Do not bring in pornographic materials such as video, magazine etc to enhance your love-making, these materials are “addictive” and could cause serious problems afterwards, as many men now compare their wives to these women in the magazine or in the movie or women have fantasy of what they just saw. There are materials that can help and are not addictive, Tim and Beverly LaHaye, Cliff and Joyce Penner are both Christians couples that have written bestsellers on the know how of sex (another classic author on this subject is Dr. Ed Wheat).

  

Sex as an act of the Emotion

 

Dr. Kevin Lehman wrote a book titled “Sex begins in the kitchen” what he was suggesting in his book is something that has been scientifically proven and Apostle Peter (1 Peter 3: 7a) actually mentioned two thousand years ago. While sex is emotional to both men and women, it is more emotional to the woman, in-fact many experts agree that the best way to make love to a woman is through her mind.

 

The dominant hormone in a woman is “estrogen” this hormone regulates emotions (among other functions); also most women use the right hemisphere of their brain, which houses the emotional part of our system. The hormone and brain function are two main attribute that lend credence to the importance of feeding into a woman’s emotion before making love to her. In a study released by Rutgers University (the national marriage project) some years back, a woman who is emotionally fed by her husband all day, with phone calls, flowers, nice e-cards etc alluding to sex later that day, are found to be naturally moist (you don’t need KY jelly), even when they should not be according to their cycle. You do not yell at your wife all day, and say sorry at 7.00pm because you want to have sex at 8.00pm and then expect her to be a willing participant (she might because, she wants to fulfill her duty, but it will be boring).

 

Sex also enhances a man’s self esteem. When women say NO to their husband, it takes something away from the man. I tell my wife, that she when she says no, she should give me some minute to get over her saying no, but I will get over it. I have also tried to be considerate, when my wife’s day is busy at work, I don’t ask for sex (except she initiates, by the way it is okay for the wife to initiate sex). If I am thinking sex, I get the kids to bed early and do the stuff that could be an excuse for her not to come upstairs. More importantly, I try to create a good atmosphere, because a bad mood will kill sexual desire or make the sex tasteless even if we went ahead with the love-making.

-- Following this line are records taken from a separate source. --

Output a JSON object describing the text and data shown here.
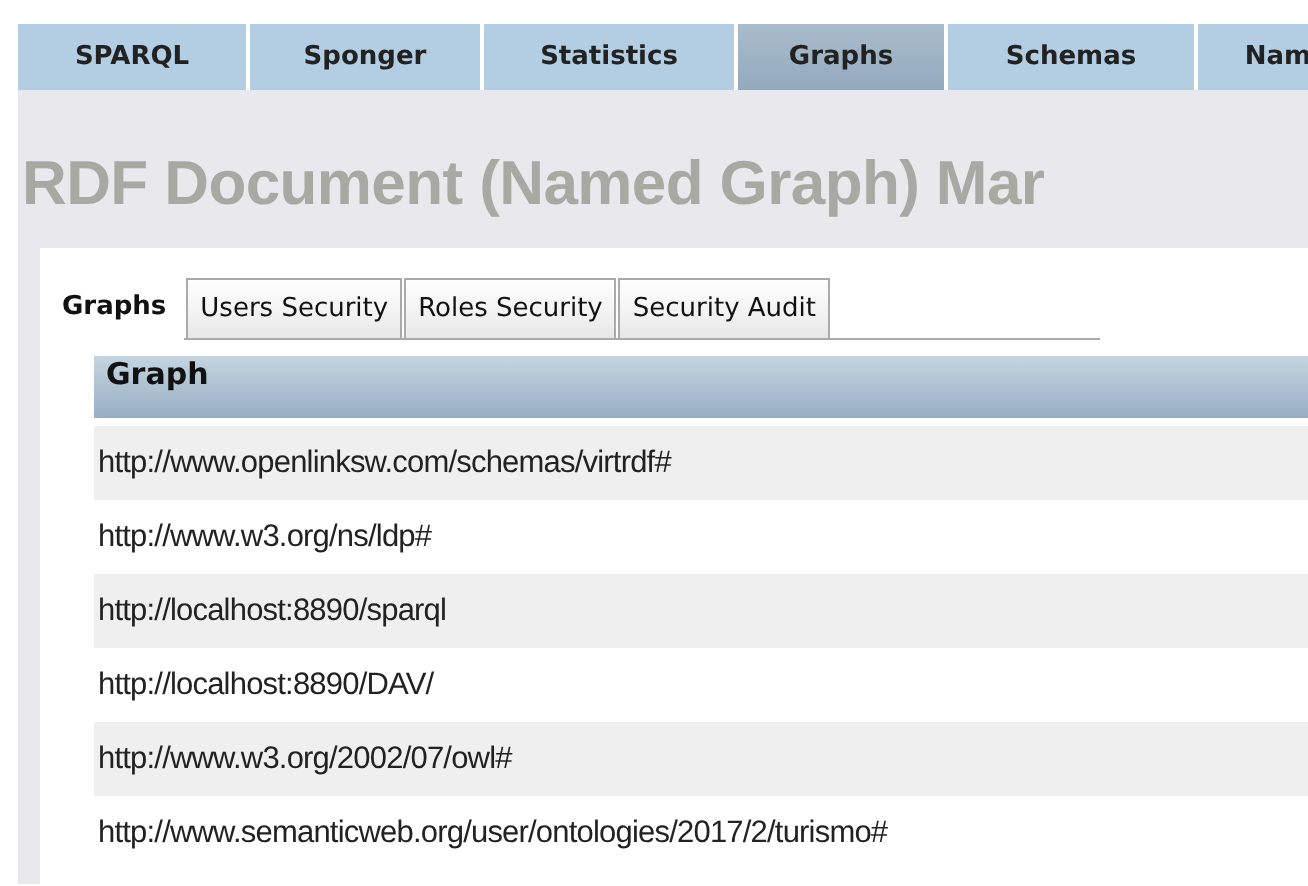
{
  "nav_tabs": [
    {
      "label": "SPARQL",
      "selected": false
    },
    {
      "label": "Sponger",
      "selected": false
    },
    {
      "label": "Statistics",
      "selected": false
    },
    {
      "label": "Graphs",
      "selected": true
    },
    {
      "label": "Schemas",
      "selected": false
    },
    {
      "label": "Nam",
      "selected": false
    }
  ],
  "heading": "RDF Document (Named Graph) Mar",
  "sub_tabs": [
    {
      "label": "Graphs",
      "selected": true
    },
    {
      "label": "Users Security",
      "selected": false
    },
    {
      "label": "Roles Security",
      "selected": false
    },
    {
      "label": "Security Audit",
      "selected": false
    }
  ],
  "table": {
    "columns": [
      "Graph"
    ],
    "rows": [
      "http://www.openlinksw.com/schemas/virtrdf#",
      "http://www.w3.org/ns/ldp#",
      "http://localhost:8890/sparql",
      "http://localhost:8890/DAV/",
      "http://www.w3.org/2002/07/owl#",
      "http://www.semanticweb.org/user/ontologies/2017/2/turismo#"
    ]
  }
}
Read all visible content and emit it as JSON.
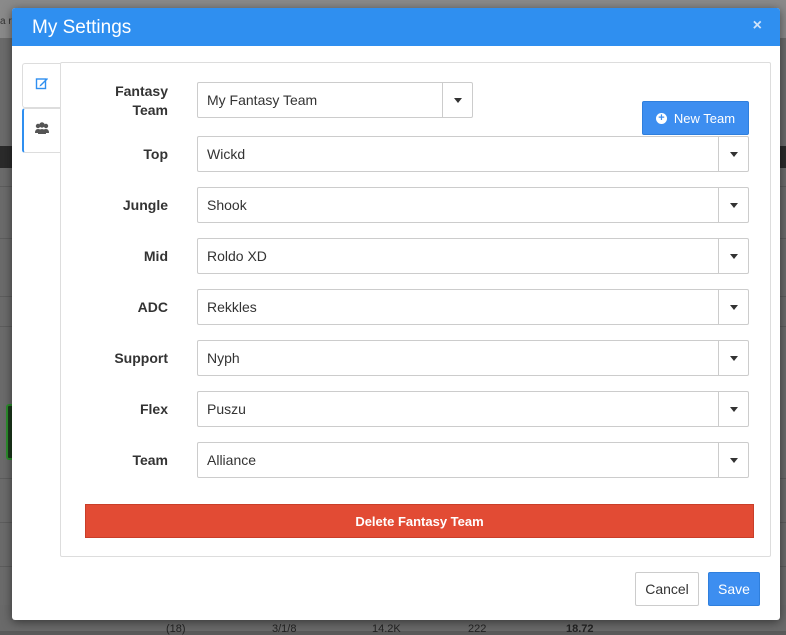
{
  "background": {
    "fragment_text": "a re",
    "bottom_cells": [
      "(18)",
      "3/1/8",
      "14.2K",
      "222",
      "18.72"
    ]
  },
  "modal": {
    "title": "My Settings",
    "close_glyph": "×"
  },
  "tabs": [
    {
      "name": "edit",
      "icon": "edit-icon"
    },
    {
      "name": "team",
      "icon": "users-icon"
    }
  ],
  "form": {
    "fantasy_team": {
      "label": "Fantasy\nTeam",
      "label_line1": "Fantasy",
      "label_line2": "Team",
      "value": "My Fantasy Team"
    },
    "new_team_label": "New Team",
    "fields": [
      {
        "label": "Top",
        "value": "Wickd"
      },
      {
        "label": "Jungle",
        "value": "Shook"
      },
      {
        "label": "Mid",
        "value": "Roldo XD"
      },
      {
        "label": "ADC",
        "value": "Rekkles"
      },
      {
        "label": "Support",
        "value": "Nyph"
      },
      {
        "label": "Flex",
        "value": "Puszu"
      },
      {
        "label": "Team",
        "value": "Alliance"
      }
    ],
    "delete_label": "Delete Fantasy Team"
  },
  "footer": {
    "cancel_label": "Cancel",
    "save_label": "Save"
  },
  "colors": {
    "header": "#2f8ff0",
    "primary": "#3d8ef0",
    "danger": "#e24b34"
  }
}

Women, need to understand that as they are emotional creation, men are physical creation, while they need emotional feeding and romantic moods, the man does not – he gets turned on with you in your night gown or you touching his him (romantically – real or perceived) on your way to the kitchen.

 

It is important that your sexual lives do not become topic of discussion with friends and colleagues. If there is a desire problem or ED (erectile dysfunction), please see your primary physician for referral to a specialist if they cannot help you. It is okay to talk to each other about your sexual desire (everybody know you are having sex – you have kids), tell your husband where to touch and where not to touch on your body, the same way the husband should be free to tell the wife what he’ll appreciate from her to make him enjoy sex.

 

Among the questions I get the most is oral sex. Many people have said the Bible is against oral sex, I however cannot find the Bible reference. My personal opinion in this regard is that the couple involved should consider the hygiene and the risk of contacting a disease through oral sex. If they feel comfortable on both issues, then it is their choice.

 

As we thank God for the many blessings in our lives, health, finance, children etc I believe also that it is appropriate to thank God for the wonderful gift of sex in our marriage after each session of love-making.